Ils se fiancent et se marient à Lyon le 17 janvier 1878 : lui a 32 ans, elle 23. Après un voyage de noces en Italie, ils s'installent à Lyon dans la famille de Marie. Mais cette vie un peu trop sage en province ne correspond pas aux aspirations du poète qui connaissait déjà Paris. Il convainc Marie de quitter Lyon pour Paris, où ils s'installent, boulevard Saint Germain. Là, ils connaissent le bonheur conjugal pendant environ six mois, mais très vite, Maurice reprend ses activités noctambules.

1878 - Les Hydropathes

C'est à cette période, en 1878, qu'il fréquente les Hydropathes, cabaret fondé par Emile Goudeau. Après quelques mois, le cabaret, d'abord basé sur la rive gauche de la Seine à Paris, migre vers la rive droite, c'est-à-dire vers Montmartre, amorçant un mouvement qui se perpétuera ensuite avec d'autres cabarets comme le Chat Noir, qui s'implanteront à Montmartre et donneront à la butte son caractère festif.

Marie ne supporte pas cette vie et le quitte pour retourner à Lyon. Cela le plonge dans un réel désarroi : il ne trouve comme remède à sa détresse que le retour, seul, à Châteauroux, d'où il supplie la famille Serrulaz de lui rendre Marie.

Il passe quatre mois sans Marie puis elle lui annonce qu'elle va revenir, nouvelle qui lui inspire "La Ballade du retour". Pourtant, l'envie de succès et la nostalgie de la vie parisienne le font retourner à Paris. La vie avec Marie est définitivement terminée.

1881 - Le Chat Noir

De retour à Paris, il fréquente le salon de Nina de Villars, et fait partie du Chat Noir. Il commence alors à être apprécié des milieux littéraires. Sarah Bernhardt l'aide à se faire connaître puisque le 5 novembre 1882, elle le présente à quelques personnalités du Tout-Paris. Lors d'une séance au Chat Noir, il fait un tel triomphe qu'Albert Wolff parle de lui en première page du Figaro.

C'est le début d'un succès éphémère pour Maurice Rollinat : il fait la connaissance d'Oscar Wilde ; Victor Hugo le reçoit à dîner et parle à son propos d'une « beauté horrible ».

Barbey d'Aurevilly est celui qui l'encourage le plus, et qui voit en lui le nouveau Baudelaire capable peut-être de dépasser le maître : il lui consacre une chronique dans le Constitutionnel.

Pourtant, ce vif succès que connaît Rollinat dans les cabarets, en tant qu'homme de scène, ne lui assure pas le succès des Névroses : en effet, il y a un décalage entre le succès dans les cabarets - en 1881 et 1882 - et la publication de son recueil les Névroses en février 1883. Le milieu littéraire commence à connaître un certain agacement de la thématique de la névrose, un peu trop de mode alors.
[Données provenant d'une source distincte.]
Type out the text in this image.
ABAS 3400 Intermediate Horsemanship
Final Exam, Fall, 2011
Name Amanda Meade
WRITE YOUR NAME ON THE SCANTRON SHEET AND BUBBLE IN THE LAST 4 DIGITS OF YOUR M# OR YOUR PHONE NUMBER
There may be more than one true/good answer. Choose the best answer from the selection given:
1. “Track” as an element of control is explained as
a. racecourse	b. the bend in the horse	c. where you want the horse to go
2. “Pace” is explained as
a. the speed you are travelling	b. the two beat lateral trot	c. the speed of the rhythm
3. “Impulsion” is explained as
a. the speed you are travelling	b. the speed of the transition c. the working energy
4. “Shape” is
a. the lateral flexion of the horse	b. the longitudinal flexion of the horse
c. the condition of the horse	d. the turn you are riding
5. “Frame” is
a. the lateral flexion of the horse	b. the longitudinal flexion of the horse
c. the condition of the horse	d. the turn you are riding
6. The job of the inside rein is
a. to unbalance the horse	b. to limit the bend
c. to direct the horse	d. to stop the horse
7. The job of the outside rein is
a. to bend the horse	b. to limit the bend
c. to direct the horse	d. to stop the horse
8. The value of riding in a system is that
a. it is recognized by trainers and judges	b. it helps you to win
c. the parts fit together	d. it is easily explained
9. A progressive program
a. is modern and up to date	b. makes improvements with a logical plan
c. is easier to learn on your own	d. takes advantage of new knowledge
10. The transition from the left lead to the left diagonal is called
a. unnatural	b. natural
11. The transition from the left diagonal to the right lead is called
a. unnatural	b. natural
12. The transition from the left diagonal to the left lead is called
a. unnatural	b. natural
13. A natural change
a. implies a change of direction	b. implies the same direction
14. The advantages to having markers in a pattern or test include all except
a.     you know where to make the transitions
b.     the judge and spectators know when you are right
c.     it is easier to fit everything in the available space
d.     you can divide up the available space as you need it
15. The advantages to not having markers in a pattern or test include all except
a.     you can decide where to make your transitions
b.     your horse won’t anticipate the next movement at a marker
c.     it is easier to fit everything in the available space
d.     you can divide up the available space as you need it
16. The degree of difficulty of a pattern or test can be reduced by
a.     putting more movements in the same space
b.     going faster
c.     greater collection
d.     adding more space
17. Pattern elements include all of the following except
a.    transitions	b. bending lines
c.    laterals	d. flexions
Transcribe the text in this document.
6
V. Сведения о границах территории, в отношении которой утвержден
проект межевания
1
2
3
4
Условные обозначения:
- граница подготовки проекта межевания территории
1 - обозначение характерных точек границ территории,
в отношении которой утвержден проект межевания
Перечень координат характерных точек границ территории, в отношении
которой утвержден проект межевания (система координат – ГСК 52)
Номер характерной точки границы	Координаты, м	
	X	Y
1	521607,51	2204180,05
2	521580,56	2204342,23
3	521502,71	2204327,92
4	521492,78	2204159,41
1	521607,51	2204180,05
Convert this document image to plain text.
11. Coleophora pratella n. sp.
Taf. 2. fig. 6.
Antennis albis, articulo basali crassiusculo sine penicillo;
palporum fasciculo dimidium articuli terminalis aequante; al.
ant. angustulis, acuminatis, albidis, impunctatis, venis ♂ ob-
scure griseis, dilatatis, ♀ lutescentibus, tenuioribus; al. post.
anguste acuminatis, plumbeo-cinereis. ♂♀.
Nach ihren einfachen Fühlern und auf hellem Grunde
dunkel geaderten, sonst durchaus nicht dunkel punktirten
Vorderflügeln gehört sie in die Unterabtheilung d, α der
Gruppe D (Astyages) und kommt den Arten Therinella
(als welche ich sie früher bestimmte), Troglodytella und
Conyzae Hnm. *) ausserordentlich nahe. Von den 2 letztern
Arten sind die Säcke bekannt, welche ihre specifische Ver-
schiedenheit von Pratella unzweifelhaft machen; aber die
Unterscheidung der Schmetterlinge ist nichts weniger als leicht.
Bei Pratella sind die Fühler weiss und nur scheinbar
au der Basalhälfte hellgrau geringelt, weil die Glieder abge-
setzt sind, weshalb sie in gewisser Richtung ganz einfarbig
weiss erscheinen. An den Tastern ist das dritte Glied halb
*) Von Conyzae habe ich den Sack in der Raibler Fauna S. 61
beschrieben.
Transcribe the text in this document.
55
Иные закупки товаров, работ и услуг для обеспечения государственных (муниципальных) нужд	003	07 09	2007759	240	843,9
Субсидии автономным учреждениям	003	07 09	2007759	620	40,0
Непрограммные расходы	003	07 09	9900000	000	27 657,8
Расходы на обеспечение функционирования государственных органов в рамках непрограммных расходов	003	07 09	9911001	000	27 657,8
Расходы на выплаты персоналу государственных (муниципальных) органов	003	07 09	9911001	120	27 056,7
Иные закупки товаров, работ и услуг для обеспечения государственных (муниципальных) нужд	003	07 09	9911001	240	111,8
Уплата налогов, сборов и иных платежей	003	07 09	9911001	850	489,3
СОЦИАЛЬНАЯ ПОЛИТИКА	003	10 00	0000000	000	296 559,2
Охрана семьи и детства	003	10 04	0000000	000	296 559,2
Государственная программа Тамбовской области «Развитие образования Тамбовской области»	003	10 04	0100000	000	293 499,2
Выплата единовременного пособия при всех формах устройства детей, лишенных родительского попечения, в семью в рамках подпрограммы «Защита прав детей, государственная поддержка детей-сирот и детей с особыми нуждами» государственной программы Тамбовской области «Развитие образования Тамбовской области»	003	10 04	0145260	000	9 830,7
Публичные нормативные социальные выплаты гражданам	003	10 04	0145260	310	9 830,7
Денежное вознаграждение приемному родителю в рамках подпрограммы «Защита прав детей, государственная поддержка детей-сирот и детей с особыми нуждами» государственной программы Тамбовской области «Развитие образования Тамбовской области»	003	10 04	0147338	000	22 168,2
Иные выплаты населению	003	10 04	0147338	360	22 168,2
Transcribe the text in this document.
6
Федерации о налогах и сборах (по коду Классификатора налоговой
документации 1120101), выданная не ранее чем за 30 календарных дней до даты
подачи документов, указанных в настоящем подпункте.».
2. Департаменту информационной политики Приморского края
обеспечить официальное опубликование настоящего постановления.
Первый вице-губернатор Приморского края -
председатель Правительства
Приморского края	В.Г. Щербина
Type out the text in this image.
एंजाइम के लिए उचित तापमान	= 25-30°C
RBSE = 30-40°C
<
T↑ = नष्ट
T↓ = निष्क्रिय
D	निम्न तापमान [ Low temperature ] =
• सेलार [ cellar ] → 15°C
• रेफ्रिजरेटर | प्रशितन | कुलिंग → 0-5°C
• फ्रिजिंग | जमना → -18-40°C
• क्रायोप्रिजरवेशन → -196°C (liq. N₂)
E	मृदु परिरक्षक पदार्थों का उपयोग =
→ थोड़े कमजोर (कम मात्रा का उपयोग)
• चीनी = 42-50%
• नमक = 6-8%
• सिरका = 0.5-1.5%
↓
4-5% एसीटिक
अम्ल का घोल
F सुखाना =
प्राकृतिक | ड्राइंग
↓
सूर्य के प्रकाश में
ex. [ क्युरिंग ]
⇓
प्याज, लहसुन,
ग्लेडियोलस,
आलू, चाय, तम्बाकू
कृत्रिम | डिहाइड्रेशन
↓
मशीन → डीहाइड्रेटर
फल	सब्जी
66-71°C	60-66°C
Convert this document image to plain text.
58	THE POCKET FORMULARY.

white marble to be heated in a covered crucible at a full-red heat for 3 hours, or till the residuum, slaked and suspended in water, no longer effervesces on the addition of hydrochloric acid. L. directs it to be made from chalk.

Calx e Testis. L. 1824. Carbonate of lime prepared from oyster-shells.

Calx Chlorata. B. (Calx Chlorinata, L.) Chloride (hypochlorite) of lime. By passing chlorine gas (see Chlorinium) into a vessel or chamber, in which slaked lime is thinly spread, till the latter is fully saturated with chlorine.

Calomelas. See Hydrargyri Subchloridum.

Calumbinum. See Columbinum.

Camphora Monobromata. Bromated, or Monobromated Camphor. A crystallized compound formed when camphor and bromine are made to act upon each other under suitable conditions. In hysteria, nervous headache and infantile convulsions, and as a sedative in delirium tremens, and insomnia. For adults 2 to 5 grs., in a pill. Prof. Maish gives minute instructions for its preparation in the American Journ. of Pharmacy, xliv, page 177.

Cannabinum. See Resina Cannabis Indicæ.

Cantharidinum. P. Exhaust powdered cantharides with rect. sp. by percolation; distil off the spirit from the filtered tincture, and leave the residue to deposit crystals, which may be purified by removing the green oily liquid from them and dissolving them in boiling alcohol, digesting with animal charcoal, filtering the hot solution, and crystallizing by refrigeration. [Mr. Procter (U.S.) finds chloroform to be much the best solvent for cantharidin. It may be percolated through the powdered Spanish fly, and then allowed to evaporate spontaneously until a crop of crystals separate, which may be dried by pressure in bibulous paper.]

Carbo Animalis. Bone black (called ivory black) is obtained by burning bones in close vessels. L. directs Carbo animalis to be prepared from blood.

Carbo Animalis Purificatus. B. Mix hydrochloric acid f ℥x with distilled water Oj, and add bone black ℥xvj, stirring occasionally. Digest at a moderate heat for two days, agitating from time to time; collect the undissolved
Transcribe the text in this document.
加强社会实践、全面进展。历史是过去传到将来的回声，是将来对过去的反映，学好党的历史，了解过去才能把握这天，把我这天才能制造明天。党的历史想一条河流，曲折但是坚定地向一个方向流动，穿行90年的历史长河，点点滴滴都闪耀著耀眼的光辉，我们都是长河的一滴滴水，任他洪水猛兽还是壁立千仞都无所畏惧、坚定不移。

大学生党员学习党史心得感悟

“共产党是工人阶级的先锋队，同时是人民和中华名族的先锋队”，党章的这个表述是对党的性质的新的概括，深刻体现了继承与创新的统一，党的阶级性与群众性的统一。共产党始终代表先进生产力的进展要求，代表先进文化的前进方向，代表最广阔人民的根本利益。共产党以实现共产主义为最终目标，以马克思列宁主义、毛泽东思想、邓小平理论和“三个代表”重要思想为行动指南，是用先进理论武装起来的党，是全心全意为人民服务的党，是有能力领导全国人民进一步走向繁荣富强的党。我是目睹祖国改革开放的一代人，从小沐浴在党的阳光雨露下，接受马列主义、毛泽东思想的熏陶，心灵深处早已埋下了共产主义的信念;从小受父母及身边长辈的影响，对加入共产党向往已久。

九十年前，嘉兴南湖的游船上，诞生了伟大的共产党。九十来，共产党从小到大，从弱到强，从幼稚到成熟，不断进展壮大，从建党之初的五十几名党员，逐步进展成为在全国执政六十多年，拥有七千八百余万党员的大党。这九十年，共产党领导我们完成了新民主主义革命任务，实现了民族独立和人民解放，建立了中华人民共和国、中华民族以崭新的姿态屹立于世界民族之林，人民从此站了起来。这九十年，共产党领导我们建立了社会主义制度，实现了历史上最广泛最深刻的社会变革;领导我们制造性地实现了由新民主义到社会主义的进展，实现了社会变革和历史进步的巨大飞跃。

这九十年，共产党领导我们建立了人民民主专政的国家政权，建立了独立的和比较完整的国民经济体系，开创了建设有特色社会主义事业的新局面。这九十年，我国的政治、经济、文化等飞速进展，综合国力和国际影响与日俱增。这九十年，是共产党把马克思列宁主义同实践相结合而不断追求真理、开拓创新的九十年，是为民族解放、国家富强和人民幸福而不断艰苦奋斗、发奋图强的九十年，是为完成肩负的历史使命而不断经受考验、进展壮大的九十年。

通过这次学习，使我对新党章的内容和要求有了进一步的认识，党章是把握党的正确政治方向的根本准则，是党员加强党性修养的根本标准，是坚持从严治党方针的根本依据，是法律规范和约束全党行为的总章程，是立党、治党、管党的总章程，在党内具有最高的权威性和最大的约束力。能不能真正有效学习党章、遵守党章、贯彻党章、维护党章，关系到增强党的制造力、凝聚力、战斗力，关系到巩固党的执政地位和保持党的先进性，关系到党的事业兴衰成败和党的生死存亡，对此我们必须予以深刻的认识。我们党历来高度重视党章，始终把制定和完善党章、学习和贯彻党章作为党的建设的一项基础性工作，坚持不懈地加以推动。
On lui préfère Paul Verlaine qui, de retour sur Paris, souhaite vivement reprendre sa place dans la vie littéaire.

A ce moment, Barbey d'Aurévilly consacre Rollinat comme l'égal de Baudelaire et Poe, ce qui augmente la rivalité avec Verlaine et suscite des attaques de ce dernier envers Rollinat.

1883 - Les Névroses

Le volume des Névroses est annoncé pour la première fois dans la Bibliothèque de la France du 10 mars 1883, puis publié à Paris dans la bibliothèque Charpentier de l'éditeur Georges Charpentier. Le livre est imprimé par la maison Chamerot, avec un portrait de Maurice Rollinat par F. Desmoulins. Sur la couverture figurent le titre et l'épigraphe suivante :

Putredini dixi : pater meus es ;
Mater mea et soror mea vermibus.
Job, chapitre 17, 14
Je dis à la pourriture : « c'est toi qui es mon père. » Et aux vers : « ma mère et ma soeur. »

Les Névroses sont tirées à plusieurs reprises : le 13 mars, le 7 avril, 6000 exemplaires en tout en mai 1885 ; en 1910, on en compte 10 000.

Mais, le succès est ambigu : il est moins important que celui escompté. Mais le peu de succès qu'il a fait augmenter les jalousies... Rollinat commence à devenir le petit maître copieur de Baudelaire dans les esprits des gens. C'est ce moment que choisit Rollinat pour partir brusquement de Paris : cela est perçu comme un aveu de culpabilité par les détracteurs du poète. Alors commence le début de l'exclusion du monde des lettres.

Ce retrait de la scène littéraire correspond à un retrait à Fresselines dans la Creuse. Là, il vit avec sa compagne Cécile Pouettre, connue au Chat Noir (son nom de scène est Mme de Gournay).